Aziende women-friendly: Zalando nella top ten. Armani e Max Mara le uniche italiane per la moda

Passi avanti si stanno facendo, ma c'è ancora molta strada da percorrere in fatto di pari opportunità tra uomini e donne nei posti di lavoro. Il cosiddetto soffitto di cristallo rimane difficile da scalfire e i posti apicali ancora oggi rappresentano un obiettivo difficile da raggiungere per il genere femminile, ingabbiato in stereotipi duri a morire, zavorrato dal peso quasi totale dei lavori di cura nell’ambiente familiare e poco supportato da politiche ad hoc.

Il mondo dell’impresa continua a essere guidato soprattutto da maschi e le donne – anche quando provviste di eguali capacità e titoli - devono faticare di più per ottenere gli stessi risultati, soprattutto in termini di stipendio.

L’indagine annuale condotta dalla società di ricerche Statista per Forbes mette però l’accento sulle aziende virtuose, quelle che stanno introducendo assetti organizzativi adatti per coniugare sfera lavorativa e privata, che puntano ad azzerare il gender pay gap e premiano il merito nei ruoli dirigenziali, al di là del sesso.

Ne è risultato un elenco di 400 imprese a livello mondiale, suddivise per diverse categorie e frutto del sondaggio globale somministrato in forma anonima a 85mila lavoratrici in 36 Paesi: tutte realtà che si distinguono per la promozione dell’empowerment femminile, per retribuzioni competitive e opportunità di avanzamento di carriera, ma anche per accordi di lavoro flessibile che, secondo gli esperti, restano uno strumento fondamentale per correggere le disuguaglianze di genere.

A distinguersi sono anche alcune aziende top del settore moda, lusso e retail.
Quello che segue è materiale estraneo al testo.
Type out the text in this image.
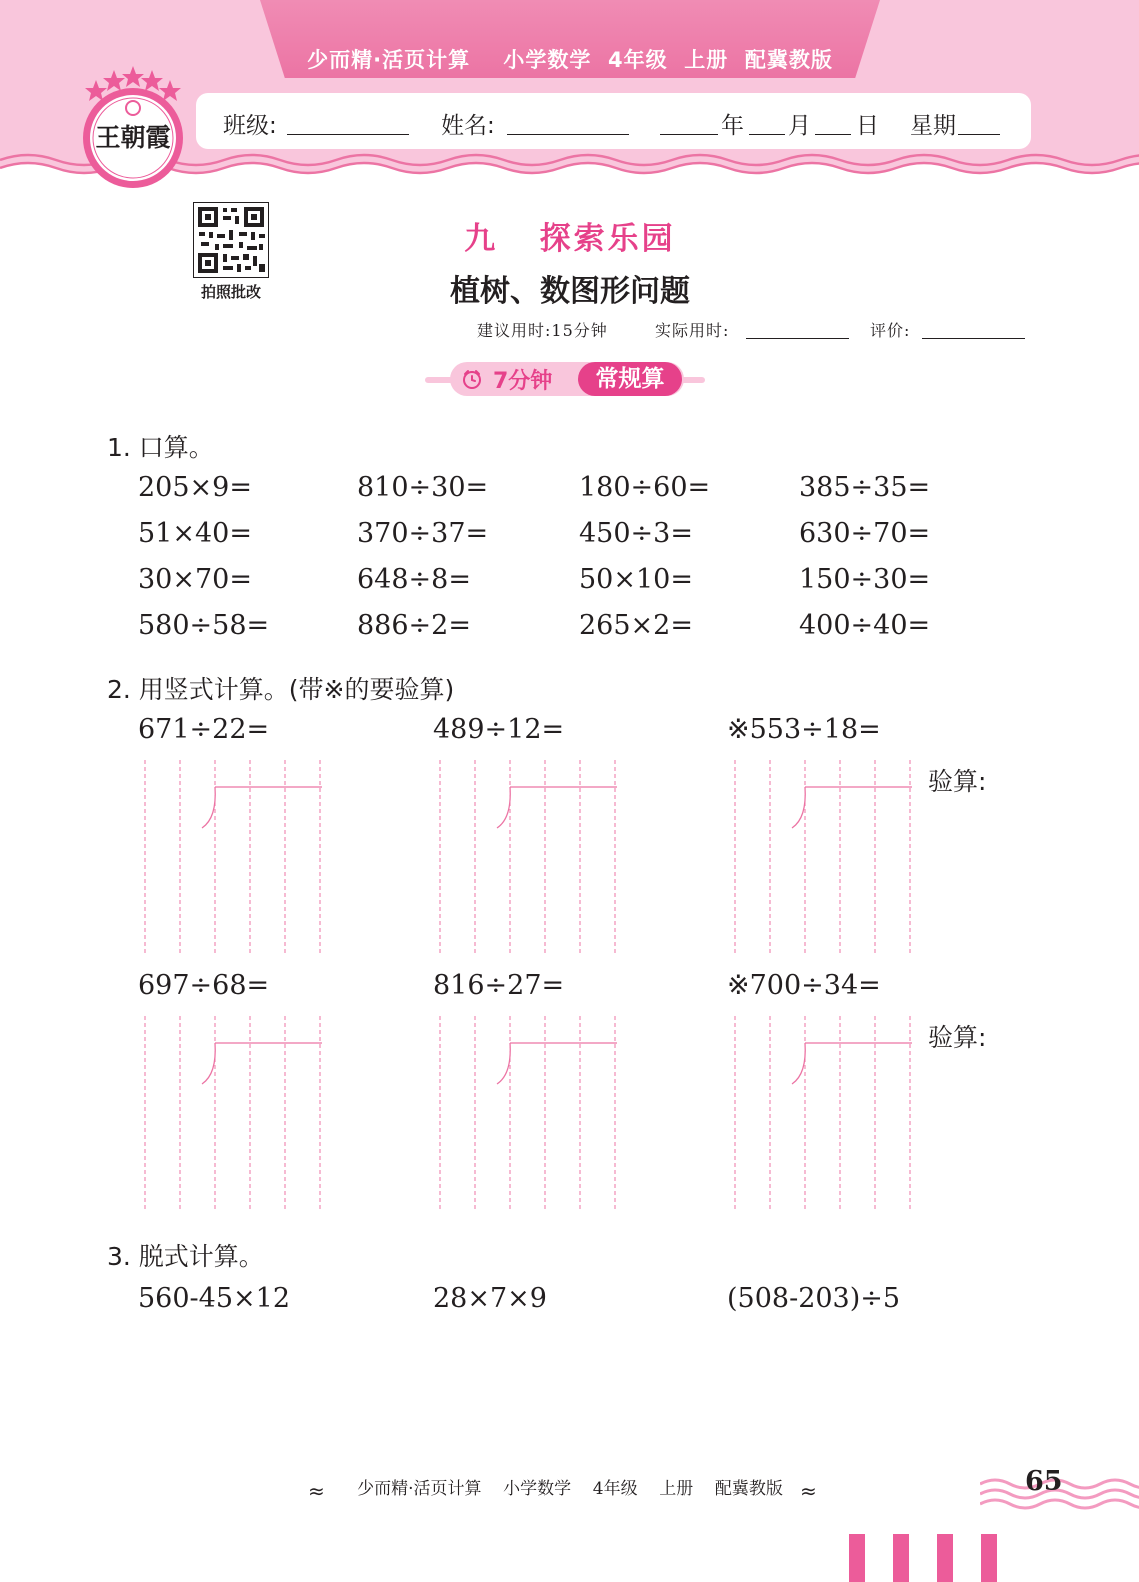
少而精·活页计算    小学数学  4年级  上册  配冀教版
班级:	姓名:	年 月 日 星期
王朝霞
拍照批改
九   探索乐园
植树、数图形问题
建议用时:15分钟	实际用时:	评价:
7分钟	常规算
1. 口算。
205×9=	810÷30=	180÷60=	385÷35=
51×40=	370÷37=	450÷3=	630÷70=
30×70=	648÷8=	50×10=	150÷30=
580÷58=	886÷2=	265×2=	400÷40=
2. 用竖式计算。(带※的要验算)
671÷22=	489÷12=	※553÷18=
验算:
697÷68=	816÷27=	※700÷34=
验算:
3. 脱式计算。
560-45×12	28×7×9	(508-203)÷5
≈	少而精·活页计算    小学数学    4年级    上册    配冀教版 ≈	65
Nella top ten ne compare solo una, Zalando (17mila dipendenti), che si è piazzata al settimo posto ma è la prima del cluster “Clothing, Shoes, Sports Equipment”.

Per trovare la seconda bisogna scendere al 23esimo gradino, dove campeggia l’americana Pvh (casa madre di Tommy Hilfiger e Calvin Klein), mentre al 35esimo troviamo la connazionale Vf.

Il 37esimo posto spetta al gruppo francese del lusso Lvmh (colosso da 175mila dipendenti), seguito da due big dello sport come Puma (42esimo) e Adidas (58esimo).

Nelle prime 100 aziende riescono a entrare anche Chanel (62esimo posto), American Eagle Oufitters (71esimo), Levi’s Strauss & Co. (90esimo), Urban Outfitters (97esimo) e Gap (99esimo). Il gruppo H&M si piazza alla 108esimo posto, mentre il francese Kering al 141esimo.

Solo due le aziende italiane presenti nel ranking relativamente al cluster moda: si tratta del Gruppo Armani (8mila dipendenti), che conquista la 155esima posizione, e il Max Mara Group (5.500 dipendenti), che si piazza alla 242esima.

In graduatoria figurano anche numerose realtà rubricate nel segmento “Retail & Wholesale”, come Grand Vision (11esima), Hermès International (28esima), e Mark & Spencer (75esima), mentre nel cluster “Media & Advertising” spicca Estée Lauder Corporation (settima).

Da notare che al vertice della classifica come numero uno troviamo il Gruppo Argos, un conglomerato colombiano con un fatturato di 3,2 miliardi nel 2021 e investimenti in settori tradizionalmente dominati dal genere maschile, come l’edilizia, l’energia e l’ingegneria.

a.t.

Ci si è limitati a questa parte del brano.